Deaton goes on to show some shocking comparisons .. ‘ …. and there are places — the Mississippi Delta and much of Appalachia — where life expectancy is lower than in Bangladesh and Vietnam’.
When it comes to ‘absolute poverty’ he uses an amended measure that seeks to capture the environmental and social differences between US and developing countries. This increases the number of absolutely poor Americans from 3.3 million to 5.3 million. He writes:
‘ …there are 5.3 million Americans who are absolutely poor by global standards. This is a small number compared with the one for India, for example, but it is more than in Sierra Leone (3.2 million) or Nepal (2.5 million), about the same as in Senegal (5.3 million) and only one-third less than in Angola (7.4 million). Pakistan (12.7 million) has twice as many poor people as the United States, and Ethiopia about four times as many..’

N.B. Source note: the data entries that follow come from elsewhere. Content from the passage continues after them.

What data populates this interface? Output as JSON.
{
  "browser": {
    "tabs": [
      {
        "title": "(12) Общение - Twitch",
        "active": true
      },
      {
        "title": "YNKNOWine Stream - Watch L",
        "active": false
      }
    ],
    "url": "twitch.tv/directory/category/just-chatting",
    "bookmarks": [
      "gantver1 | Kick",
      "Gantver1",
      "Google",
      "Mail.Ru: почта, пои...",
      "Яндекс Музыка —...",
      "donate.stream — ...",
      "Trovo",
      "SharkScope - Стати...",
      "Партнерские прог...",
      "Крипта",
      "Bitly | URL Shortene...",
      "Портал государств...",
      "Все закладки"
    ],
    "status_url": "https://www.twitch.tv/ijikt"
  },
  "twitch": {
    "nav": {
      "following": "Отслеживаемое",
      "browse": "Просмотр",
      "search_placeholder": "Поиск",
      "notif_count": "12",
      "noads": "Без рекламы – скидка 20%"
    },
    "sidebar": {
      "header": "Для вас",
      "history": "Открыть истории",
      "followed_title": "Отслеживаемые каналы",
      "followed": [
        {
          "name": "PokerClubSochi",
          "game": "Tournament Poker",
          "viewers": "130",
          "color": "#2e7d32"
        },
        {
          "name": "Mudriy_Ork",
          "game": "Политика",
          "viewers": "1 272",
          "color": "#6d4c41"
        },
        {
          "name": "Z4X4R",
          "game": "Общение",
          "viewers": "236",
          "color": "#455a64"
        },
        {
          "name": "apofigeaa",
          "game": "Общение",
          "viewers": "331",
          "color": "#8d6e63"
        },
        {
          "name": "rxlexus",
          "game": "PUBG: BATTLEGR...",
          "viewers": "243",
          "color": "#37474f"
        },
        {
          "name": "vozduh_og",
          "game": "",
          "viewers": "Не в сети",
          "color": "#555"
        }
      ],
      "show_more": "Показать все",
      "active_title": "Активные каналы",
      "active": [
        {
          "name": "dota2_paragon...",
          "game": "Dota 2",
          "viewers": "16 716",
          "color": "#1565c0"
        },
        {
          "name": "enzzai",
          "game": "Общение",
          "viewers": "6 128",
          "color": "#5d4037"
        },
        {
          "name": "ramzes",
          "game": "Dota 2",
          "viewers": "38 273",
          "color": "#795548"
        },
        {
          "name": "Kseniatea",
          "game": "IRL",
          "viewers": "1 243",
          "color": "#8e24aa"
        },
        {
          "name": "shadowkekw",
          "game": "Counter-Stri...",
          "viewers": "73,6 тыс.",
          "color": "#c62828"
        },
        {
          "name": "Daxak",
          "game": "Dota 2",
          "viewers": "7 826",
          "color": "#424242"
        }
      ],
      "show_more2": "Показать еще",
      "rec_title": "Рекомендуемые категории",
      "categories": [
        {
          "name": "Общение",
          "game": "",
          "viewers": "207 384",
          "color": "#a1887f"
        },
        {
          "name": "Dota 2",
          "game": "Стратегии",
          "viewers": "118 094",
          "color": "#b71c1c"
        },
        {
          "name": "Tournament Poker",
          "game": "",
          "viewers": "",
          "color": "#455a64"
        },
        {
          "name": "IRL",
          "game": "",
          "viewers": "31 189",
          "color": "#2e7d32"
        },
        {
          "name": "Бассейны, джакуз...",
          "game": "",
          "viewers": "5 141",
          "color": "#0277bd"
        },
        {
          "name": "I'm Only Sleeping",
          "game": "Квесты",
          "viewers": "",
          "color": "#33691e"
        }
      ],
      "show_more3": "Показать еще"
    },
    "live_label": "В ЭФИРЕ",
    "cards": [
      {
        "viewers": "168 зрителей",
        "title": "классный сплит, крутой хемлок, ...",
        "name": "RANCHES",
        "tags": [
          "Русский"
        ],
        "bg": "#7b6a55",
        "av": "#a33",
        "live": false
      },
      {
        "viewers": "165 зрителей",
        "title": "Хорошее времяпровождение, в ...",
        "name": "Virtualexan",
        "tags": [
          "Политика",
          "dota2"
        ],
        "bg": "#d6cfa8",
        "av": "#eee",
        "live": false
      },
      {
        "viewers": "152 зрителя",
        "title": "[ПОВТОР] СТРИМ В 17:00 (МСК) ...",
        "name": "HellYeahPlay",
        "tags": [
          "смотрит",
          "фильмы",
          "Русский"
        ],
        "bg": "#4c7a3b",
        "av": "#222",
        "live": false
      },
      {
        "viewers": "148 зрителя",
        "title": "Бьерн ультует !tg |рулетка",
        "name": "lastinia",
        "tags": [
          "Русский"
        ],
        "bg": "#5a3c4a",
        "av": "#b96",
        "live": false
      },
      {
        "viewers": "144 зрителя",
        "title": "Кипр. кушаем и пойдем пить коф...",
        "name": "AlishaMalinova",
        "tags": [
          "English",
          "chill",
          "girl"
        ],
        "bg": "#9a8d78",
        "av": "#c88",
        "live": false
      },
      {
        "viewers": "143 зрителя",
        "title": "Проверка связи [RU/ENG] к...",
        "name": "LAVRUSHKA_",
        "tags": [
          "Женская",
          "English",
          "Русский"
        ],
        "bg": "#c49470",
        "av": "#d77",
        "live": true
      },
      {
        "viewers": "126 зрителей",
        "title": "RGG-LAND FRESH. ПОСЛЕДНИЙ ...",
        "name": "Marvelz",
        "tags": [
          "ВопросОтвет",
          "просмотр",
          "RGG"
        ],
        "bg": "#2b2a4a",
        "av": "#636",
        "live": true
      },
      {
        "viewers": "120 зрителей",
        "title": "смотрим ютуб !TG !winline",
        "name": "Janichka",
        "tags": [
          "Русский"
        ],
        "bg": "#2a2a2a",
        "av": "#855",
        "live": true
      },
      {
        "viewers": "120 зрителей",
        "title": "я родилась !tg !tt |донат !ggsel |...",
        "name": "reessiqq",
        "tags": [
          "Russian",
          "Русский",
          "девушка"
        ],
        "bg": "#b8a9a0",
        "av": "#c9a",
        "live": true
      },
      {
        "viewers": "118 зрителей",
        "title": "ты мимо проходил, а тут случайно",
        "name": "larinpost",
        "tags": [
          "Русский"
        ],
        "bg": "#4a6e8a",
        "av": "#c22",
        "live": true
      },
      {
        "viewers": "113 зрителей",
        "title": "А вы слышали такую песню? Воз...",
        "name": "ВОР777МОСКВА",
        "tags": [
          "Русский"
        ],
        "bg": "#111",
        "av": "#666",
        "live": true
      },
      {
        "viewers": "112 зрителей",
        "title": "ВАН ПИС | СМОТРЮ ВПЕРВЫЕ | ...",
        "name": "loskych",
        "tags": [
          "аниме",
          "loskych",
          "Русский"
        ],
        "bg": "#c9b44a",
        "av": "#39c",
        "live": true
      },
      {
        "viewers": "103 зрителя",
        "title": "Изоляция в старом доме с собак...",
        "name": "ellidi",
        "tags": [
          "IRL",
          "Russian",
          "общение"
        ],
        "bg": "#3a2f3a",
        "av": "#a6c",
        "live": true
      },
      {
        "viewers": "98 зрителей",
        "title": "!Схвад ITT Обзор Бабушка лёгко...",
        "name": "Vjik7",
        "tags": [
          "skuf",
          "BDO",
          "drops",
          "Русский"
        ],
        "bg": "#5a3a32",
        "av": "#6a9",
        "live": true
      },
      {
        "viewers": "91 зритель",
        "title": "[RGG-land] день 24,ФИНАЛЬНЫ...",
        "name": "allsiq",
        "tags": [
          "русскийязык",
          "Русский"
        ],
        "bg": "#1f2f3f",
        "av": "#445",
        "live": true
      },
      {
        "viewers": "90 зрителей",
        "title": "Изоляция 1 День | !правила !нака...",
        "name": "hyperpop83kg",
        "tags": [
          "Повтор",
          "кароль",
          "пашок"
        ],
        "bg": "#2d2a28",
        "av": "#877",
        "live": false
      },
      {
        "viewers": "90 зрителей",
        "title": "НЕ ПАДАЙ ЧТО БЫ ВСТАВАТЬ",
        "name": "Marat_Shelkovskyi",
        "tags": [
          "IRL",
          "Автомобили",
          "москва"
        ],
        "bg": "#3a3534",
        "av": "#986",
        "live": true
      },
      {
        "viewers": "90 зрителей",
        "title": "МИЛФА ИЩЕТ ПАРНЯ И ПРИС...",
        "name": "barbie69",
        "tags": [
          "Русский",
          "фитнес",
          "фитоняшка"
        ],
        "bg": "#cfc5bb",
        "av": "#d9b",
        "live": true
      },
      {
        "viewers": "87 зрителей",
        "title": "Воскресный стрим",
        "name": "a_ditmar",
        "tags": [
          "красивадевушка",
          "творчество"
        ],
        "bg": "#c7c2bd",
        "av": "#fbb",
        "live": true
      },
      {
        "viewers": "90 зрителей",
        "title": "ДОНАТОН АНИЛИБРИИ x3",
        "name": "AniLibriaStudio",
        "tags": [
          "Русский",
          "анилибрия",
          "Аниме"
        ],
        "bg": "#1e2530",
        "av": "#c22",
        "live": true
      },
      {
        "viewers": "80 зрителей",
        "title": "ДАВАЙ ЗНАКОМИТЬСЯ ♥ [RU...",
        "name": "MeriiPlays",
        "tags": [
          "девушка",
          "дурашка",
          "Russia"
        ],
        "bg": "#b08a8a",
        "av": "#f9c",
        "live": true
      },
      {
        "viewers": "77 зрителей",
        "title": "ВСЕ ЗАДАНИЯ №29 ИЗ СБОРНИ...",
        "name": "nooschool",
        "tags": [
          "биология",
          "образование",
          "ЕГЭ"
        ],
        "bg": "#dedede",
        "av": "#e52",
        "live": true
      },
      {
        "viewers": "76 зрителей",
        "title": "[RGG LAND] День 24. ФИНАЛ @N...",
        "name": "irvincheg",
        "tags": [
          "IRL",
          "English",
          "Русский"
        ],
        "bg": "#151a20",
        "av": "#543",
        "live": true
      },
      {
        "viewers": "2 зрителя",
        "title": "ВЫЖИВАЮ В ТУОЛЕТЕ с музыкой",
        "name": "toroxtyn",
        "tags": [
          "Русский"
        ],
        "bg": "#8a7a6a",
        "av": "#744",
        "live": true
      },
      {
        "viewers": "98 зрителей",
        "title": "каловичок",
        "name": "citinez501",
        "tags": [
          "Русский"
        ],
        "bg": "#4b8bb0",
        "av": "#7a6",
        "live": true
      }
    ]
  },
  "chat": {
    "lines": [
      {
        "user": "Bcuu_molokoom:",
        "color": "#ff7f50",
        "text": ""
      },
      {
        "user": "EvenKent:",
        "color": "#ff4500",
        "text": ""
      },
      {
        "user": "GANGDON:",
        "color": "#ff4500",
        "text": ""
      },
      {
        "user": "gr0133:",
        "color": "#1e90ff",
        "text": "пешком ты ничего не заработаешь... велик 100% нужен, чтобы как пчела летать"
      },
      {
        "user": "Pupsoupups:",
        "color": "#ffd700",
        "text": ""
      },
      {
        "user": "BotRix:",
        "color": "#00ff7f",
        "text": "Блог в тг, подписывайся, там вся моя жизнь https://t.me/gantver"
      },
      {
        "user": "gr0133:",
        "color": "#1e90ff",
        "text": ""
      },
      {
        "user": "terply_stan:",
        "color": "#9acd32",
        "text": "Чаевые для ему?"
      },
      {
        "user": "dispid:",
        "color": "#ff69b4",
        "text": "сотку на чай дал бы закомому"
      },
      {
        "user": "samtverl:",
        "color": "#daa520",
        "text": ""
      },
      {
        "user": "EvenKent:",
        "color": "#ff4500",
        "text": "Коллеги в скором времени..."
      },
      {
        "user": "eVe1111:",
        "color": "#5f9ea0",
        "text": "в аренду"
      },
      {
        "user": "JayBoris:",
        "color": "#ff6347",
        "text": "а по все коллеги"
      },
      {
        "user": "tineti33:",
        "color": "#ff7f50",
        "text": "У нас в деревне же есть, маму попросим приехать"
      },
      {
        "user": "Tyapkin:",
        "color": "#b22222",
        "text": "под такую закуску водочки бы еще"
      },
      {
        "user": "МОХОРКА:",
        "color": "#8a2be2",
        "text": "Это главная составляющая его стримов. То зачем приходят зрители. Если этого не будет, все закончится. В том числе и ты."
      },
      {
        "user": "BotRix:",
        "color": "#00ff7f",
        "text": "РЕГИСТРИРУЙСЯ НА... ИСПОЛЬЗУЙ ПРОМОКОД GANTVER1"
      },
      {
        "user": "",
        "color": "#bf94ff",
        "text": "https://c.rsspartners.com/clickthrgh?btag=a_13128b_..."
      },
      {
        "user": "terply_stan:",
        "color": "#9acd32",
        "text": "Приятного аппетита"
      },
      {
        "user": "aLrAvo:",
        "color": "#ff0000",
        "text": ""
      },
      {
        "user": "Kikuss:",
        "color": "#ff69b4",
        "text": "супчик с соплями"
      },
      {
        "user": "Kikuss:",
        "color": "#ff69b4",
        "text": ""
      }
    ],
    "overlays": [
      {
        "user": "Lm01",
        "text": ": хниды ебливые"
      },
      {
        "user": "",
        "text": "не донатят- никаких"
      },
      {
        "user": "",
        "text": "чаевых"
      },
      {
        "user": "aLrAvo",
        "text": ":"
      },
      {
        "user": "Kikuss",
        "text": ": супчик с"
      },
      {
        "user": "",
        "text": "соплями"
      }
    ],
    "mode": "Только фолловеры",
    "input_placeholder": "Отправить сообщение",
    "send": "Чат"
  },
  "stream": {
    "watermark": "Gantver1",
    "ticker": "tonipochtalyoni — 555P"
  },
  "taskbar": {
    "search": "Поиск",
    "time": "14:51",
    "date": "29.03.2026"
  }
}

Thankfully there are few invidious comparisons with poor US Blacks (as if they could play any causative role!) as was suggested in an earlier paper we discussed.
Deaton refers favourably to Edin and Shaeffer. Yet in their book ($2 a day: Living on almost nothing in America’) they suggested that South African graduates would happily work on US plantations for $8 an hour as they would earn more in a week than they would in a year in South Africa. This absurd claim (it implies they live on $1.33 a day in South Africa!) in a work by Princeton scholars thereby continues the myth repeated by The Economist that US poor are better off than well off Africans! (Note 4) Fortunately when challenged Kathryn Edin and Luke Shaeffer promised to remove this fictitious absurdity from the next edition. (Note 5)
Deaton draws some policy implications from this new found recognition which we will dissect in a subsequent blog.
If Deaton’s piece in New York Times can start the process of putting to bed Adam Smith’s nonsense about poor people in England being better off than the richest people in Africa and its successor myths substituting US for England then all one can say is : About time!
poverty in us – deaton 24jan18
- How on earth would anyone get a visa to work on US plantations at such low wages? In any case once armed with a visa would not any immigrant head for a city with known fellow countrymen who would inevitably point them in the direction of better work/life opportunities available anywhere but Mississippi!
- Luke Shaeffer wrote to me: ‘We appreciate you catching this and will definitely revise in the next addition. Since this pervasive myth is part of what our work seeks to counteract, in particular.’